Mittwoch, 29. Juni 2011

Die Visionen der 60er

Ich bin eben auf eine Seite über die Zukunftsvisionen der 60er gestossen. Das hat mich an ein "Zukunftsbuch" erinnert (70er), das ich damals voller Begeisterung mir immer wieder ansehen musste.

Leider leider ist aus den meisten Prognosen (noch) nichts geworden.

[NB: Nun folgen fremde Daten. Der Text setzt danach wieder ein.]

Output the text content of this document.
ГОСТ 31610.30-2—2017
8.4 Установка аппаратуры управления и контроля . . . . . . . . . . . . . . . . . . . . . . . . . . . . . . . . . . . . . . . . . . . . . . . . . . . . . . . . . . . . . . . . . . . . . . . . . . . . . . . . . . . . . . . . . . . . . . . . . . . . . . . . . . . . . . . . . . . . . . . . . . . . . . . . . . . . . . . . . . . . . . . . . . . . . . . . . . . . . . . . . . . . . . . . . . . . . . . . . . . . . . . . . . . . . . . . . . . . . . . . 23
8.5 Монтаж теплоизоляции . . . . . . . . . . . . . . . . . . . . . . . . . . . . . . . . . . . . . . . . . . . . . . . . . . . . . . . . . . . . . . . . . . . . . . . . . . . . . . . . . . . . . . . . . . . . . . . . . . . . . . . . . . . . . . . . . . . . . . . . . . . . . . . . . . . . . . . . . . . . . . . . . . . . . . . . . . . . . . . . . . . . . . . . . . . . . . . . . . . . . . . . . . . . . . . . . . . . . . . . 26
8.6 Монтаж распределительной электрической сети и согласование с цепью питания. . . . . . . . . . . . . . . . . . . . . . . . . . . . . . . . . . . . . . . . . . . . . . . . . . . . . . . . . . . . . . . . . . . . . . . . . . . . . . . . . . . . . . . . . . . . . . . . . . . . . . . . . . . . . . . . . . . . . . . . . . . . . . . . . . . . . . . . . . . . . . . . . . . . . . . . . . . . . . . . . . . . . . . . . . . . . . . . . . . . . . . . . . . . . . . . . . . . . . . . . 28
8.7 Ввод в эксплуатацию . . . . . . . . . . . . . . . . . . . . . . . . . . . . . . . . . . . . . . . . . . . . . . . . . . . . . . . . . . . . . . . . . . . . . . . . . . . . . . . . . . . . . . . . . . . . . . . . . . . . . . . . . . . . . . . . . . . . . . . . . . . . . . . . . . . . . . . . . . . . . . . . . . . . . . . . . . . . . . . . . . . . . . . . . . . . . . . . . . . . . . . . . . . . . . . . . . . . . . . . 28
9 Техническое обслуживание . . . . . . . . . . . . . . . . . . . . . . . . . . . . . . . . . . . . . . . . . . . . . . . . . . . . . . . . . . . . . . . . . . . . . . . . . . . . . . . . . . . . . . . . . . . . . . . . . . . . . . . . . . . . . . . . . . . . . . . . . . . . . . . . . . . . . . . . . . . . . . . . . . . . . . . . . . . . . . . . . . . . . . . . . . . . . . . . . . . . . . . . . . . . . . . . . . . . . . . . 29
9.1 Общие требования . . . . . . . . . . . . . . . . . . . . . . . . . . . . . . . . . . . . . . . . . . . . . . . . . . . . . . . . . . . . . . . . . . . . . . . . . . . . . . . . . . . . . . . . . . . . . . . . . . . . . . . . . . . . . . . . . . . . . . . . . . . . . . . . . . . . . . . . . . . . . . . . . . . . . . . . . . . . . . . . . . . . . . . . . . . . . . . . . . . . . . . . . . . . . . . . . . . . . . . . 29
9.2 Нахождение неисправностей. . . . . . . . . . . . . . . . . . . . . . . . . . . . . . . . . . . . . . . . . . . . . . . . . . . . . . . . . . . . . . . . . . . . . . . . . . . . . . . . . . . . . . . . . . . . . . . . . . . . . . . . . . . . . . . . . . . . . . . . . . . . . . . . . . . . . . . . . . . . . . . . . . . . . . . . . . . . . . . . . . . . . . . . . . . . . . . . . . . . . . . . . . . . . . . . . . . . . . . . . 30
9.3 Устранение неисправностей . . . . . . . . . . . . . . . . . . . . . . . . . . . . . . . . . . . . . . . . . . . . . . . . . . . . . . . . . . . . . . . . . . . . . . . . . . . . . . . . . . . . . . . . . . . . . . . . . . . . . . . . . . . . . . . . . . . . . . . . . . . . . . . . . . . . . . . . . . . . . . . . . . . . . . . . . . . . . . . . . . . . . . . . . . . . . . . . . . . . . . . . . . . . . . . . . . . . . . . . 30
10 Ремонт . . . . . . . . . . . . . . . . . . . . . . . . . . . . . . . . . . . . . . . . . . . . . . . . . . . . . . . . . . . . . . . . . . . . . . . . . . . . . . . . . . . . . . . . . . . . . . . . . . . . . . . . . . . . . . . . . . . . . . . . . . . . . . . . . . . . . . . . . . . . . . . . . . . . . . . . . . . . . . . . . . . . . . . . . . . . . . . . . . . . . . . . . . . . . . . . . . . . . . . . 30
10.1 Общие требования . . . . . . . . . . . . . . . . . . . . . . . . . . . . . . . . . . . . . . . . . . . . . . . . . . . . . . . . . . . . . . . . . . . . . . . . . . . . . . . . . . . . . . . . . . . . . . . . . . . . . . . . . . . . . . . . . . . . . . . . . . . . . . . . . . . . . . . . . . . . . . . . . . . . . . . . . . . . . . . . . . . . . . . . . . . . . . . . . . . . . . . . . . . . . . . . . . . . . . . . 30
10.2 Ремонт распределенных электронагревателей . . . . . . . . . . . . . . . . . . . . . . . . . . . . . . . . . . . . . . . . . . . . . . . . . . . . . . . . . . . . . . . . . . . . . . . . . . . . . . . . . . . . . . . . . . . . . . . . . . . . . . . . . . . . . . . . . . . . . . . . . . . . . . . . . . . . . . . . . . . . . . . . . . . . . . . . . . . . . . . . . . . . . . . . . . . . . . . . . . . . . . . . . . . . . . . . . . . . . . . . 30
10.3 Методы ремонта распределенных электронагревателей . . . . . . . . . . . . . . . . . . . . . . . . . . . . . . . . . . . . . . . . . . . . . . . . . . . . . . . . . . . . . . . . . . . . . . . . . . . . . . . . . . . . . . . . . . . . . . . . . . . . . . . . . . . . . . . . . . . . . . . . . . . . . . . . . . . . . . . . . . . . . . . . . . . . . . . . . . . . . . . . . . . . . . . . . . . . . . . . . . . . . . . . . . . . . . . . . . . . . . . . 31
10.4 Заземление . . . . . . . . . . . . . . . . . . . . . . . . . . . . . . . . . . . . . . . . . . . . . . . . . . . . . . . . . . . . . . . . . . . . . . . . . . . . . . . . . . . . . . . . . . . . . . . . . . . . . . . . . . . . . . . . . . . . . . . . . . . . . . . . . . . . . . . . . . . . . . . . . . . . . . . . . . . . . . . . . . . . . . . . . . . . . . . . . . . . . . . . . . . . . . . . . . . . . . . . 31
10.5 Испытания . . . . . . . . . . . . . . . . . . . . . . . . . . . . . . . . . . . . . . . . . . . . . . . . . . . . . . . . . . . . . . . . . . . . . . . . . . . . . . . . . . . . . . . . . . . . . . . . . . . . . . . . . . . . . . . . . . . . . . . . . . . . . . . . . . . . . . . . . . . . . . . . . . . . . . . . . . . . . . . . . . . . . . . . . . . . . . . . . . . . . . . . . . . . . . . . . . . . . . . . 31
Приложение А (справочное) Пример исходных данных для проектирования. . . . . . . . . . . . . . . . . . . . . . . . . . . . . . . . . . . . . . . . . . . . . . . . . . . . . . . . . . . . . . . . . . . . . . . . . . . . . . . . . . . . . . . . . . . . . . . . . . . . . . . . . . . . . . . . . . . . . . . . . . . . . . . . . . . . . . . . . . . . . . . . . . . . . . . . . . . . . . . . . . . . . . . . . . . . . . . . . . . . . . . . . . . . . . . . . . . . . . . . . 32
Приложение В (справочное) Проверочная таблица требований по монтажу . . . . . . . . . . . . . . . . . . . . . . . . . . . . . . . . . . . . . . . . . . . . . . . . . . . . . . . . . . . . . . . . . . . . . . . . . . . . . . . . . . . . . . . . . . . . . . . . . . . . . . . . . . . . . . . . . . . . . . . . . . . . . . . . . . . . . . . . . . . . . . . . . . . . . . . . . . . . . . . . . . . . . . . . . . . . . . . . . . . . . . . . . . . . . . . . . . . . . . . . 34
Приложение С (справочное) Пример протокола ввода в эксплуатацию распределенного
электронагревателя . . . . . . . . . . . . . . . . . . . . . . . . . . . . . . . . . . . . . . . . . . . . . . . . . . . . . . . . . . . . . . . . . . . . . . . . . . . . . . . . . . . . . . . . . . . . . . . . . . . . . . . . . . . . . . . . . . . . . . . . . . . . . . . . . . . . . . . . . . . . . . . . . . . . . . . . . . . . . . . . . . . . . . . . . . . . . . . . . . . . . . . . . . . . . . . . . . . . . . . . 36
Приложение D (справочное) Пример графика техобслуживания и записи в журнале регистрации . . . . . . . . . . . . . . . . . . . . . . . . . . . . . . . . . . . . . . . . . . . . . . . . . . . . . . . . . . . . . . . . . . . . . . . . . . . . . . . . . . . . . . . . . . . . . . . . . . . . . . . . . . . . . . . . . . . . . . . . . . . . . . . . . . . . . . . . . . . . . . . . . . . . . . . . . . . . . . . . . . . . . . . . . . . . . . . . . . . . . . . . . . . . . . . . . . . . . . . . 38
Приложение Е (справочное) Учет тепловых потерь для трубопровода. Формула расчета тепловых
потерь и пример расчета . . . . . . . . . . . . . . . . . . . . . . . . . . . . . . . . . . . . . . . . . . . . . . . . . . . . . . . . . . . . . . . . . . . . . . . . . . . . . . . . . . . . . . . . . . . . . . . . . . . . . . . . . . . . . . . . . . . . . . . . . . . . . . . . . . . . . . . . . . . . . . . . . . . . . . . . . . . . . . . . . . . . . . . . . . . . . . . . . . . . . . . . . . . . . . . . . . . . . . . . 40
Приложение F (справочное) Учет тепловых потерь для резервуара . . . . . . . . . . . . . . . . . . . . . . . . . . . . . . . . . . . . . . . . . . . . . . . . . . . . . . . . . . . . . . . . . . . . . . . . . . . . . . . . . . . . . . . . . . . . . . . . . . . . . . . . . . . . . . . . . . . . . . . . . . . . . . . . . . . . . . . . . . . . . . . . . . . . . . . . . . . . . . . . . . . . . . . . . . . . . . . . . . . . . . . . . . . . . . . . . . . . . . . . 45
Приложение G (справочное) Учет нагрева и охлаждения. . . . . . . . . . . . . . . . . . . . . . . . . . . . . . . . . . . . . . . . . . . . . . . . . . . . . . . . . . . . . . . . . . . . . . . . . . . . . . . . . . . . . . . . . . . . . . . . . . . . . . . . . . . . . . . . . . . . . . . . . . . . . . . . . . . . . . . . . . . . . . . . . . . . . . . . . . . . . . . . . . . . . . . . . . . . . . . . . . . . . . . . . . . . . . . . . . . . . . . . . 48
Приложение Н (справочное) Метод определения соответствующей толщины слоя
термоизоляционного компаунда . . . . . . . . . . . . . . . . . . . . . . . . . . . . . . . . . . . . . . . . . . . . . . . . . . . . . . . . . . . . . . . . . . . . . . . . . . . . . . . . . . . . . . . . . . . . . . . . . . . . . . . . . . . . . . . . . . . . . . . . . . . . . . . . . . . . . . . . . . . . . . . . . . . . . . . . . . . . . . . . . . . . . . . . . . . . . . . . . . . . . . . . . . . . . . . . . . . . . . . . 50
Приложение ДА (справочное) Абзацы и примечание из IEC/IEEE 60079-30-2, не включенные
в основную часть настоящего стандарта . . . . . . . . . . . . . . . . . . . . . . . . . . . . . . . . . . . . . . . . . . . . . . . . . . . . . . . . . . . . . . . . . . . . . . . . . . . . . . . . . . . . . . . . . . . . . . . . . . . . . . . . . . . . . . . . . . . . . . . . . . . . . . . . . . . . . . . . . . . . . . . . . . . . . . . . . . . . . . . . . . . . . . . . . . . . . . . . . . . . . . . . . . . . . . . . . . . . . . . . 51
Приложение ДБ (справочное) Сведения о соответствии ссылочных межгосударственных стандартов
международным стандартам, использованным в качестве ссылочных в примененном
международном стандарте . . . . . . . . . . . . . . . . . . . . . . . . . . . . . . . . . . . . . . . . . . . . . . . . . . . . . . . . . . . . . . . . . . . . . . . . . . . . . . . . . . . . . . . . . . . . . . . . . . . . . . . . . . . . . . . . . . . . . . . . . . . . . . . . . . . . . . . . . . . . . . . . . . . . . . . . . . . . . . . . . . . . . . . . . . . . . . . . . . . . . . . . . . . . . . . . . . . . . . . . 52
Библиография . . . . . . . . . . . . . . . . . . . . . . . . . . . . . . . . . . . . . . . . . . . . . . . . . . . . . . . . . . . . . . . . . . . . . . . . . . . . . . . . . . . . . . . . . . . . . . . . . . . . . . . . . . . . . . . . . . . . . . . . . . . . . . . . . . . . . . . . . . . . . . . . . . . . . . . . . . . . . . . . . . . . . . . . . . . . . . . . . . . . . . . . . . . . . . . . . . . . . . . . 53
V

  • Auch damals war schon von Kryonik die Rede. 
  • Von interkontinentalen Reisen in Vakuumröhren durch den Ozean mit 20 facher Schallgeschwindigkeit. 
  • Gigantische Städte, die aus extrem wenigen aber dafür umso kolossaleren High-Tech-Gebäuden bestehen sollten.
  • Kunstnahrung.
  • Nobelpreis hätte schon längst ein Computer mit künstlicher Intelligenz haben müssen.
  • Auf dem Mond hätte es schon längst bevölkerte Mondfarmen geben sollen.
  • So, wie man sich die Elekrizität zunutze machen konnte, versprachen sich einige Visionäre die Beherrschung der Gravitation und somit fliegende Untertassen, die sich vom Gravitationsfeld der Erde abschirmen können.
  • Ebenso wurde die Beherrschung des Wetters und des Klimas prognostiziert. Regen hätte demnach nach verhindert und produziert werden können.
  • Wir hätten überdies schon längst mit Terraforming beginnen müssen, also der Bewohnbarmachung anderer Planeten wie Venus und Mars.
  • Die durchschnittliche Lebenserwartung in Wohlstandsländern prognostizierte man für das Jahr 2000 auf 100 Jahre.
  • Mitte der 90er hätte das Öl aufgebraucht sein sollen. Wir müssten 24000 Kernkraftwerke heute haben statt rund 440.
  • Längst hätten wir Solarkraftwerke im All haben sollen und Kraftwerke, die Materie mit Antimaterie zerstrahlen lassen.
Weitere Details sind hier zu lesen:
Ich weiß, dass jetzt im Nachhinein viele Menschen schlauer sein wollen als die damaligen Futurologen.
Man hätte es doch wissen können, dass all das nicht passiert...
Hätte man?

Die 60er Jahre waren wegen der Weltraumfahrt zum Mond die technologisch bedeutsamsten Jahre der Menschheit. Es ist absolut nachvollziehbar, dass man ausgehend von dieser gewaltigen Erfolgswelle sich mehr erhofft hatte für die kommenden Jahrzehnte.

Natürlich kann man heute alles genau analysieren und Gründe nennen, warum vieles anders gekommen ist als man es dachte. Immerhin sind ja auch viele Dinge passiert, die völlig unterschätzt wurden, wie der enorme Anstieg der weltweiten Kommunikation und der Zugriff auf weltweite Information.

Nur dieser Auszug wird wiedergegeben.